Let alone $\mathrm{BB}(27)$. $\mathrm{BB}(27)$ (in fact $\mathrm{BB}(18)$) is at least larger than Graham's number, but such a lower bound is probably so far from the actual value that the comparison is laughable.

Such a simulation is almost certainly physically impossible.

Answer 3

OP, I share your amazement. I understand in part Eric Wofseys lack of amazement but believe he left out the detail that you found amazing, or at least the one I do - the upper bound to the disproof arises solely from the complexity of the least complex possible tester. The simpler a conjecture is to test exhaustively/enumeratively, the lower the upper bound of a disproof has to be. The other mind bending thing, to me, is that while I know there isn't enough time or power to actually do so, one could hypothetically prove or disprove the Goldbach conjecture or any other machine testable one in finite time without knowing anything about it except how to test it. Proving the Goldbach conjecture this way seems even obscure than a non constructive existential proof - "this kind of thing exists but I couldnt point to one or make it for you."

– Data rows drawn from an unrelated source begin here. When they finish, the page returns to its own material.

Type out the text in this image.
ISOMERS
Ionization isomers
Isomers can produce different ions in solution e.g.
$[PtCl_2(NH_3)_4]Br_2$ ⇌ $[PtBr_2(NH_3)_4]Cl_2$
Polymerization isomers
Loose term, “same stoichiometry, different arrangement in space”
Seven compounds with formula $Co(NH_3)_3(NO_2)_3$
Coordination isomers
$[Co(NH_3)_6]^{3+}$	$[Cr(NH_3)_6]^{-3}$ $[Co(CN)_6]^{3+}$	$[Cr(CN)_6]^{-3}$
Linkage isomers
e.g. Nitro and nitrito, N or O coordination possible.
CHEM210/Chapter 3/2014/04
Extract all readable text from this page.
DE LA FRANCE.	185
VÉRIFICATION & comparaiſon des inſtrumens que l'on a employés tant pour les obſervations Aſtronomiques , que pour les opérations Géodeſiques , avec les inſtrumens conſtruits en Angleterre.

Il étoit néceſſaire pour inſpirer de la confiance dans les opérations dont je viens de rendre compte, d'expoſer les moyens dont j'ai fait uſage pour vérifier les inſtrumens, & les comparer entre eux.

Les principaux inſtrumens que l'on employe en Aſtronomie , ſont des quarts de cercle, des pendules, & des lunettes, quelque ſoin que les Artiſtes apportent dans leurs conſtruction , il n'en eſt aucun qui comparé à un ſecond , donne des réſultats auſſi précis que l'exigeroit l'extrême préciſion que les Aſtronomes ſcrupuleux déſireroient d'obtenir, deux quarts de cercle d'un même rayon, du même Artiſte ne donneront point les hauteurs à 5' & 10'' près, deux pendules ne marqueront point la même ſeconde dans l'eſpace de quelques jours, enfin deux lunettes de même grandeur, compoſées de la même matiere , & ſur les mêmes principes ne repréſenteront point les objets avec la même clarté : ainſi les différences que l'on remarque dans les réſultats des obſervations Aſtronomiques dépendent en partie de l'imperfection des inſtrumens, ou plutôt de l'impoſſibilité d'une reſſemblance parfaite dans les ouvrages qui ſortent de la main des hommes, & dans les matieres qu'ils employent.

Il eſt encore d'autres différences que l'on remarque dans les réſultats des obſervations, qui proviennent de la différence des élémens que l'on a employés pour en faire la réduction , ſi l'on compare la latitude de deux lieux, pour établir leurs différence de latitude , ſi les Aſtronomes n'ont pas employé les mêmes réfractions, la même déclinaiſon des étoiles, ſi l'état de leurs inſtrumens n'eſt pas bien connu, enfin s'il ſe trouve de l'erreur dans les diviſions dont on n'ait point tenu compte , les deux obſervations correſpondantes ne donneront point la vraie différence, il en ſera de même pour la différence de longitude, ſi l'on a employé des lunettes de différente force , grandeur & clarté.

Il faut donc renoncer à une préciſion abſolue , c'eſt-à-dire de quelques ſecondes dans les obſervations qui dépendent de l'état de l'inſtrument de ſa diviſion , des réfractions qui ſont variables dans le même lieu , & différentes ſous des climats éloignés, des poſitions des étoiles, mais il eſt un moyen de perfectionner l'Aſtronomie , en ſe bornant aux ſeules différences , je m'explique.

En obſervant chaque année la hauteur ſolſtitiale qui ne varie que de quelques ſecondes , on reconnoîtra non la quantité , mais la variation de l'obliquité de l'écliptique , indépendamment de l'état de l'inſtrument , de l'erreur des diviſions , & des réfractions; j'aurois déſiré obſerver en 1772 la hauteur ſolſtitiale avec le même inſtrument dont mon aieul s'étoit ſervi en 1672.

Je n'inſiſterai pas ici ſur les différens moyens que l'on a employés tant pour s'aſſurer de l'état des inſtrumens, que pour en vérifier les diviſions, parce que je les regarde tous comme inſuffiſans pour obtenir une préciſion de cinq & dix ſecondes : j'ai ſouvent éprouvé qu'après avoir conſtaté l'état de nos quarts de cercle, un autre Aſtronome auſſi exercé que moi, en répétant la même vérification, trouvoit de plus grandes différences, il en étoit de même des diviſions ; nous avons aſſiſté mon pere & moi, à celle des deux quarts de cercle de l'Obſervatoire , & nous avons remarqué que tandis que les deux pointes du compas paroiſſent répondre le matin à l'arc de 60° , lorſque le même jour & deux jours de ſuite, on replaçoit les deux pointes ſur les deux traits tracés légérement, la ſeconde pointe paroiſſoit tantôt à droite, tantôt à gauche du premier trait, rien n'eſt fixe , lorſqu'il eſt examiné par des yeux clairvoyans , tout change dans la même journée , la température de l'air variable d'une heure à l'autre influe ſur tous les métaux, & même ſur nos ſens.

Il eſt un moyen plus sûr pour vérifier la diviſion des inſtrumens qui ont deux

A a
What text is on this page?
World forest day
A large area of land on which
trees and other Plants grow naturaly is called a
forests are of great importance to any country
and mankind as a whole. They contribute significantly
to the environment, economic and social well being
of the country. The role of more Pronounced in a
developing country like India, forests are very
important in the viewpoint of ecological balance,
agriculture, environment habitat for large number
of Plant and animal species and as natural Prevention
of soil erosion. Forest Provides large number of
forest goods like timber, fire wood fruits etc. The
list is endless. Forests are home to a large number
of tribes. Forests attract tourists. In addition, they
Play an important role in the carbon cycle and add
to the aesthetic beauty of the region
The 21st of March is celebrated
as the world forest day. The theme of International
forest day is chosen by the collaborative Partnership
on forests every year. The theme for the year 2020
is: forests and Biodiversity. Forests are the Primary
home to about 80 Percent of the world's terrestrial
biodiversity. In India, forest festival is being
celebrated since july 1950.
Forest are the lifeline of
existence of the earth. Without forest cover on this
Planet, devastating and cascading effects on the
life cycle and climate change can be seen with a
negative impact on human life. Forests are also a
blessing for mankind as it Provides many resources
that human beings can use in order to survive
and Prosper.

To answer your second question, I believe this means that any mathematical conjecture which could certainly be disproven in a finite amount of time if a counterexample exists can be disproven in a bounded amount of time where the bound is determined by BB(number of states necessary to carry out exhaustive search for counterexample.)

To touch back on your first question: While granting that numbers like Graham's number and BB (27) are "very big," there are an infinite number of still larger numbers. It appears that the easier it is to search for a countered ample to a conjecture, the smaller it's countered ample must be (as per this line of reasoning. Other math might be able to much more limit it's upper bound.) So it seems that, and this is very interesting, it is impossible to have a "simple" conjecture (simple to test for counterexample) which has an arbitrarily large counterexample. I don't know what's intrinsic about that.

I could be wrong, but I'm going to guess that Loader's number is greater than BB (27). I don't have a clue what, intrinsically, about the Goldbach conjecture makes it impossible for the least counterexample of it (or any other possible conjecture with the same or less complexity to test) to be larger than Loader's number.

Wythagoras, thanks for the details. Didn't know BB(18) was greater than G64. That just means BB (27) is "extra" hopelessly big.